Tal anécdota la contaron tantas veces en las posteriores navidades que, sin tener recuerdo alguno de dicha historia, pude recrearlos de una manera tan perfecta como si nunca en la vida me hubiese olvidado. A veces omitían detalles u otras, intentando modificar los sucesos, añadían más personajes y una conversación mucho más profunda de mi parte a mi abuela. El final siempre era el mismo. Todos riéndose a carcajadas de mi mirada perdida por la complicidad de la palabra pronunciada.

Las navidades siguientes le pedía a mi abuela que tocara una canción de mi amigo beto. Ella gustosa se sentaba frente al piano, estiraba un poco los dedos y comenzaba otra vez a dejarnos boquiabiertos. Cada año era una experiencia nueva. Al ir creciendo le fui tomando el gusto a la música clásica cada vez más. La navidad del año 1993 le pedí que me enseñara a tocar. Le abracé por la cintura y le dije: creo que si espero una navidad más, será muy tarde. Ella sonrió y volvió la mirada hacia el piano, acercó la segunda silla y me hizo sentar ahí. Con mucha paciencia y determinación me enseñó las teclas y cómo era que sonaban.

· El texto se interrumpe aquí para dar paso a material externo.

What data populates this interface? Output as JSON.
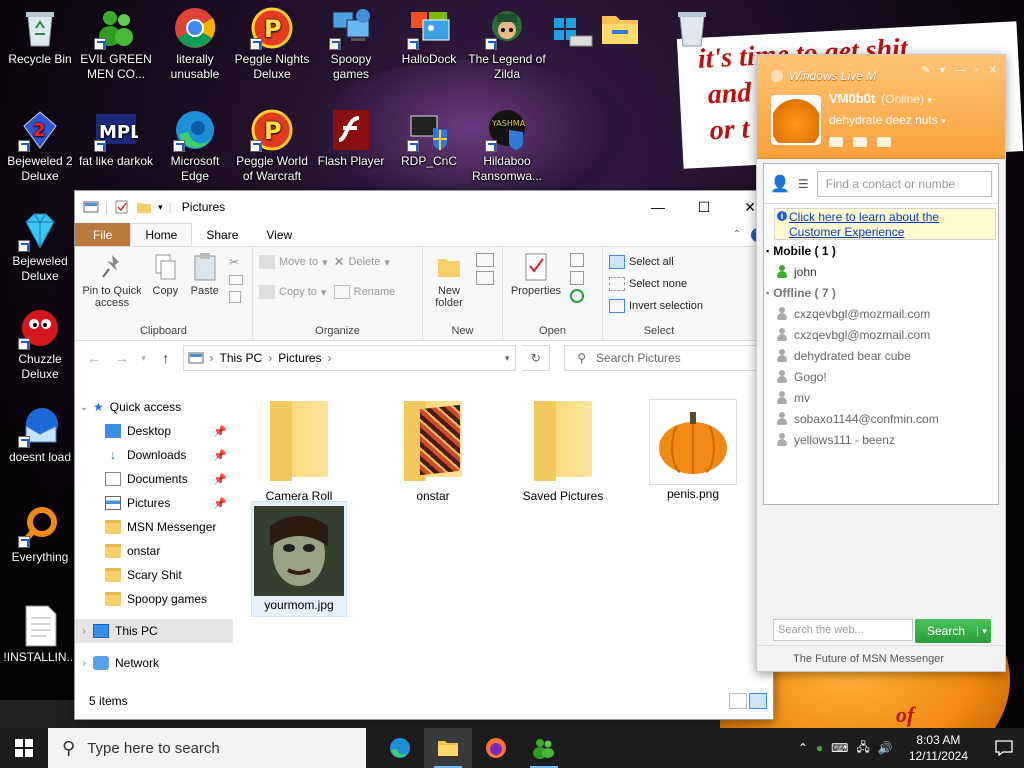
{
  "desktop": {
    "icons": [
      {
        "label": "Recycle Bin"
      },
      {
        "label": "EVIL GREEN MEN CO..."
      },
      {
        "label": "literally unusable"
      },
      {
        "label": "Peggle Nights Deluxe"
      },
      {
        "label": "Spoopy games"
      },
      {
        "label": "HalloDock"
      },
      {
        "label": "The Legend of Zilda"
      },
      {
        "label": "Bejeweled 2 Deluxe"
      },
      {
        "label": "fat like darkok"
      },
      {
        "label": "Microsoft Edge"
      },
      {
        "label": "Peggle World of Warcraft"
      },
      {
        "label": "Flash Player"
      },
      {
        "label": "RDP_CnC"
      },
      {
        "label": "Hildaboo Ransomwa..."
      },
      {
        "label": "Bejeweled Deluxe"
      },
      {
        "label": "Chuzzle Deluxe"
      },
      {
        "label": "doesnt load"
      },
      {
        "label": "Everything"
      },
      {
        "label": "!INSTALLIN..."
      }
    ],
    "wallpaper_text": [
      "it's time to get shit",
      "and",
      "or t"
    ],
    "wallpaper_bottom_text": "of"
  },
  "explorer": {
    "title": "Pictures",
    "tabs": {
      "file": "File",
      "home": "Home",
      "share": "Share",
      "view": "View"
    },
    "ribbon": {
      "clipboard": {
        "pin": "Pin to Quick access",
        "copy": "Copy",
        "paste": "Paste",
        "group": "Clipboard"
      },
      "organize": {
        "move_to": "Move to",
        "copy_to": "Copy to",
        "delete": "Delete",
        "rename": "Rename",
        "group": "Organize"
      },
      "new": {
        "new_folder": "New folder",
        "group": "New"
      },
      "open": {
        "properties": "Properties",
        "group": "Open"
      },
      "select": {
        "select_all": "Select all",
        "select_none": "Select none",
        "invert": "Invert selection",
        "group": "Select"
      }
    },
    "address": {
      "segments": [
        "This PC",
        "Pictures"
      ],
      "search_placeholder": "Search Pictures"
    },
    "nav": {
      "quick_access": "Quick access",
      "quick_items": [
        "Desktop",
        "Downloads",
        "Documents",
        "Pictures",
        "MSN Messenger",
        "onstar",
        "Scary Shit",
        "Spoopy games"
      ],
      "this_pc": "This PC",
      "network": "Network"
    },
    "items": [
      {
        "name": "Camera Roll",
        "type": "folder"
      },
      {
        "name": "onstar",
        "type": "folder"
      },
      {
        "name": "Saved Pictures",
        "type": "folder"
      },
      {
        "name": "penis.png",
        "type": "image"
      },
      {
        "name": "yourmom.jpg",
        "type": "image"
      }
    ],
    "status": "5 items"
  },
  "messenger": {
    "title": "Windows Live M",
    "user": {
      "name": "VM0b0t",
      "status": "(Online)",
      "message": "dehydrate deez nuts"
    },
    "find_placeholder": "Find a contact or numbe",
    "banner": "Click here to learn about the Customer Experience",
    "groups": [
      {
        "name": "Mobile ( 1 )",
        "contacts": [
          "john"
        ],
        "online": true
      },
      {
        "name": "Offline ( 7 )",
        "contacts": [
          "cxzqevbgl@mozmail.com",
          "cxzqevbgl@mozmail.com",
          "dehydrated bear cube",
          "Gogo!",
          "mv",
          "sobaxo1144@confmin.com",
          "yellows111 - beenz"
        ],
        "online": false
      }
    ],
    "search_placeholder": "Search the web...",
    "search_button": "Search",
    "footer": "The Future of MSN Messenger"
  },
  "taskbar": {
    "search_placeholder": "Type here to search",
    "time": "8:03 AM",
    "date": "12/11/2024"
  },
  "colors": {
    "file_tab": "#b77a3a",
    "msn_orange": "#f7a13d",
    "taskbar": "#1c1c1c",
    "accent": "#1a5fd0"
  }
}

En Enero de ese año mis padres se separaron. Mi padre se quedó trabajando en la ciudad de Temuco, mientras mi madre y mi hermana se quedaron en Concepción. Ese verano lo pasé en casa de mis abuelos en santiago, aprendiendo todo lo que era posible de mi experimentada maestra. Mientras aprendía a leer partituras, también aprendí a leer letras. Así fue como descubrí que mi abuela era licenciada en música con mención en interpretación en piano. Un título muy extenso que me resumía diciendo “cuando yo tenía veinte años, daba conciertos por todo el mundo, era una pianista sin igual”.


La vida se me pasó entre el piano y los libros del colegio. Mientras mi abuela me enseñaba las notas, las letras, las materias diversas, yo resplandecía en las diversas disciplinas de la colegiatura. Era un hijo modelo, con padres a 600 kilómetros de distancia, sin más que una anciana de capacidades reducidas y un par de plantas sin nombre.

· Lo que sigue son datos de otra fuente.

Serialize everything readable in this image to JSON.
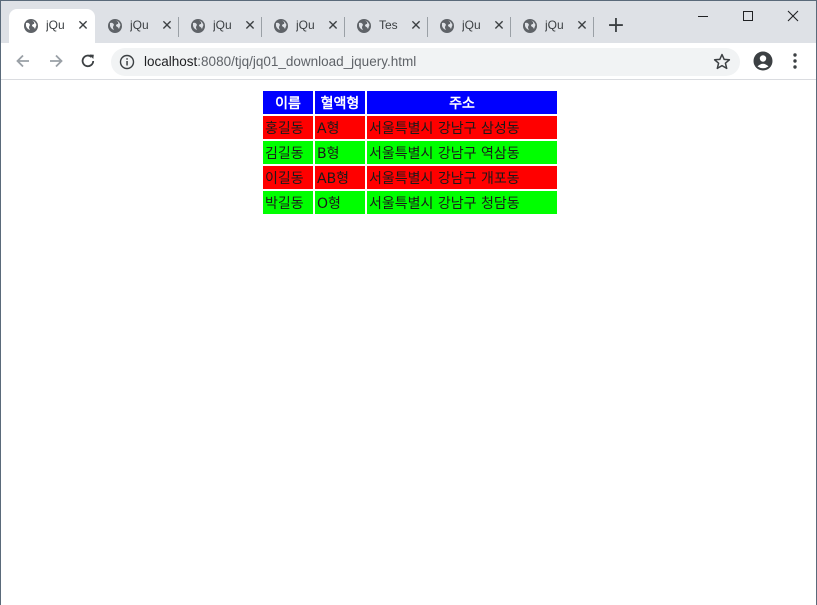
{
  "browser": {
    "tabs": [
      {
        "title": "jQu",
        "active": true
      },
      {
        "title": "jQu",
        "active": false
      },
      {
        "title": "jQu",
        "active": false
      },
      {
        "title": "jQu",
        "active": false
      },
      {
        "title": "Tes",
        "active": false
      },
      {
        "title": "jQu",
        "active": false
      },
      {
        "title": "jQu",
        "active": false
      }
    ],
    "tab_close_glyph": "✕",
    "new_tab_glyph": "+",
    "url_host": "localhost",
    "url_path": ":8080/tjq/jq01_download_jquery.html"
  },
  "table": {
    "headers": [
      "이름",
      "혈액형",
      "주소"
    ],
    "rows": [
      {
        "name": "홍길동",
        "blood": "A형",
        "address": "서울특별시 강남구 삼성동",
        "color": "#ff0000"
      },
      {
        "name": "김길동",
        "blood": "B형",
        "address": "서울특별시 강남구 역삼동",
        "color": "#00ff00"
      },
      {
        "name": "이길동",
        "blood": "AB형",
        "address": "서울특별시 강남구 개포동",
        "color": "#ff0000"
      },
      {
        "name": "박길동",
        "blood": "O형",
        "address": "서울특별시 강남구 청담동",
        "color": "#00ff00"
      }
    ],
    "header_color": "#0000ff"
  }
}
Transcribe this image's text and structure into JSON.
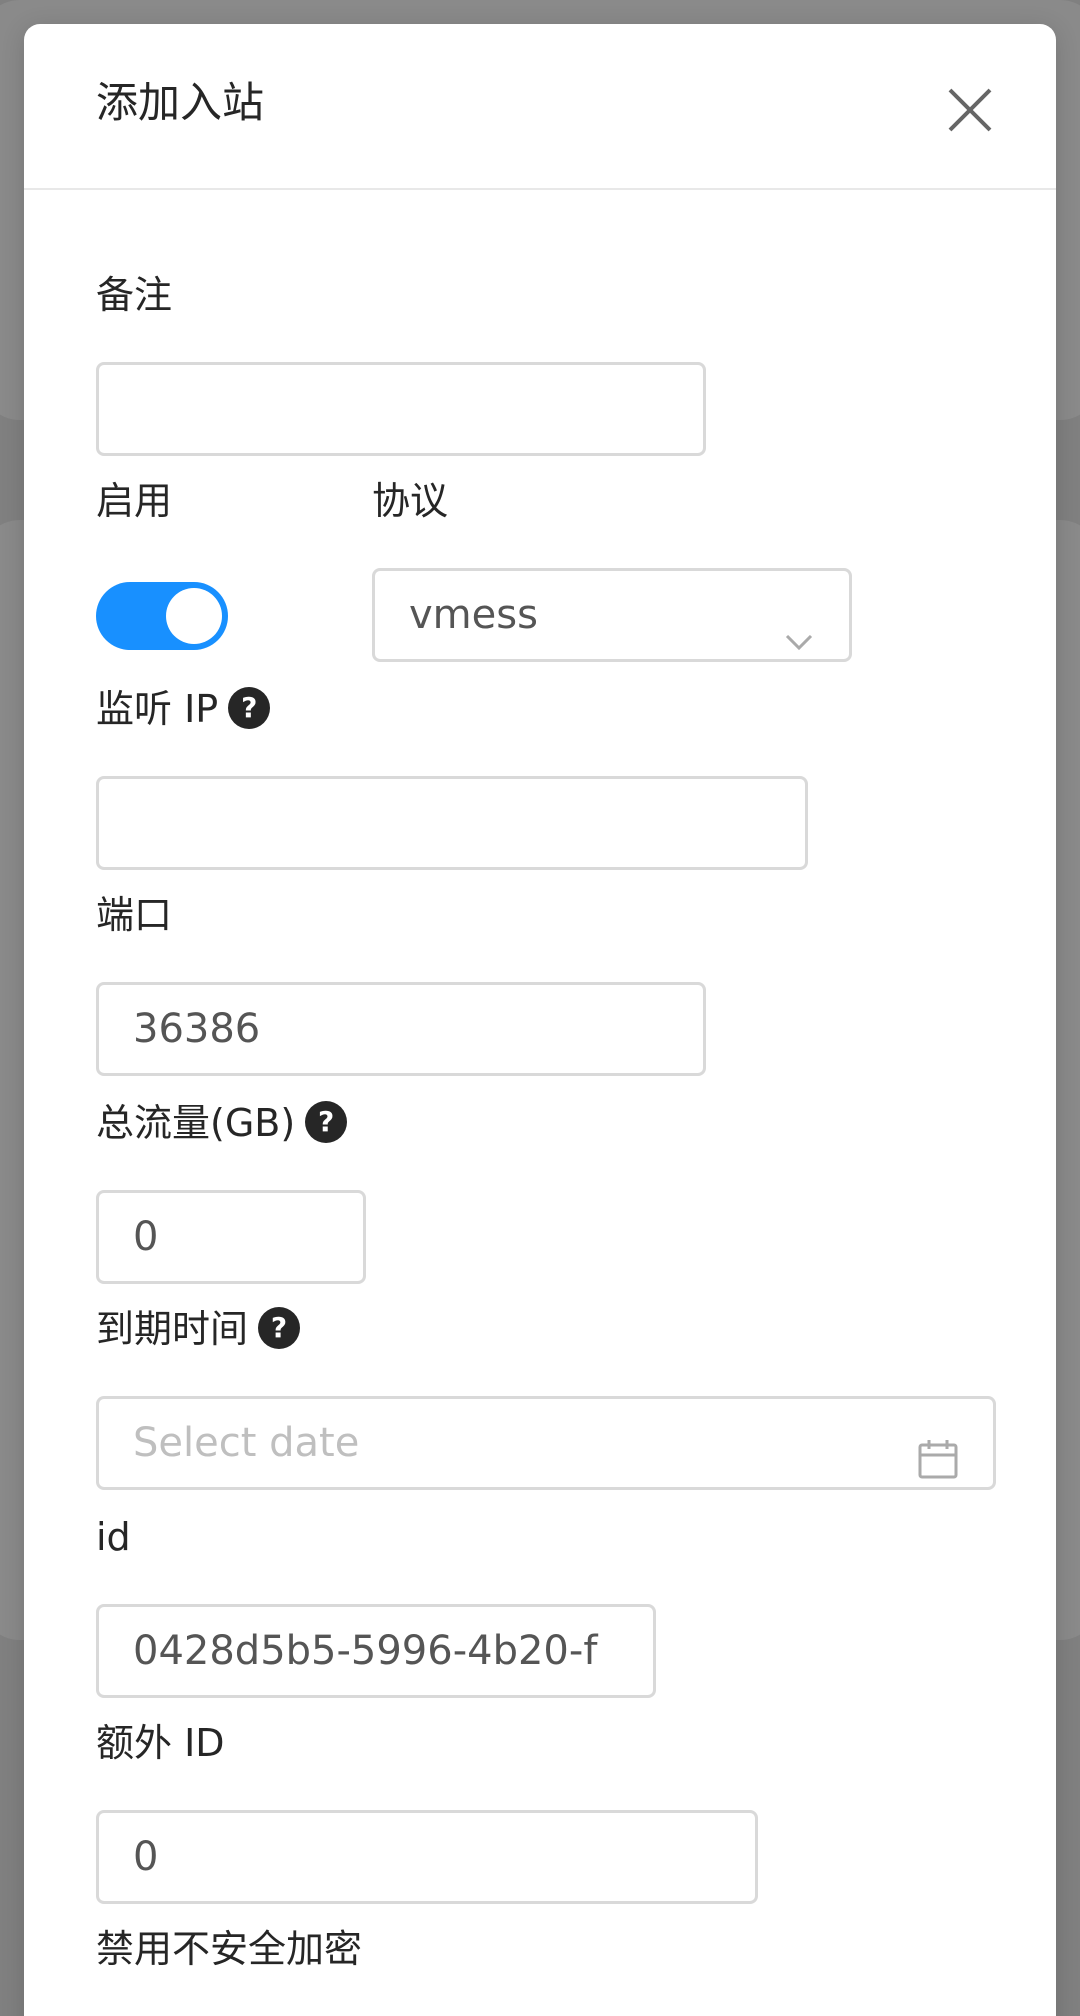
{
  "modal": {
    "title": "添加入站",
    "close_icon": "close-icon"
  },
  "form": {
    "remark": {
      "label": "备注",
      "value": ""
    },
    "enable": {
      "label": "启用",
      "checked": true
    },
    "protocol": {
      "label": "协议",
      "value": "vmess"
    },
    "listen_ip": {
      "label": "监听 IP",
      "value": ""
    },
    "port": {
      "label": "端口",
      "value": "36386"
    },
    "total_traffic": {
      "label": "总流量(GB)",
      "value": "0"
    },
    "expiry": {
      "label": "到期时间",
      "placeholder": "Select date"
    },
    "id": {
      "label": "id",
      "value": "0428d5b5-5996-4b20-f"
    },
    "alter_id": {
      "label": "额外 ID",
      "value": "0"
    },
    "disable_insecure": {
      "label": "禁用不安全加密"
    },
    "help_glyph": "?"
  },
  "colors": {
    "accent": "#1890ff",
    "overlay": "#808080",
    "border": "#d9d9d9",
    "text": "#262626"
  }
}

Me quedé a vivir con ella puesto que ninguno de mis padres me quiso reclamar. A mi corta edad, ellos me habían abandonado con sus distintos intereses y convenciéndose de que esa era la mejor opción. Nunca me sentí falto de padres o de mi hermana, jamás los extrañé o lloré por su ausencia. Mi abuela bastaba para construir mi propio camino. Era como un hijo huérfano de nacimiento, no tenía grandes recuerdos de mis padres y, por lo mismo, era más fácil crecer sin ellos que perderlos a mitad de camino.

El tiempo se me pasó en un abrir y cerrar de ojos. Mi abuela envejeció y dejó de enseñarme piano. Tal hecho no fue relevante en mi carrera, puesto que hacía más de dos años que asistía a clases regulares en el Conservatorio. Viajé con ella un par de veces a ver a sus amigos en Europa. Viajé un par de veces a conocer sus amistades en Estados Unidos. Para ese entonces mi abuela poseía mi tutela absoluta. Lo único que recibí de ellos durante los 20 años que viví con ella. Compusimos melodías, dimos conciertos a cuatro manos, creamos un sinfín de nuevas canciones para piano, de distintas dificultades y ritmos.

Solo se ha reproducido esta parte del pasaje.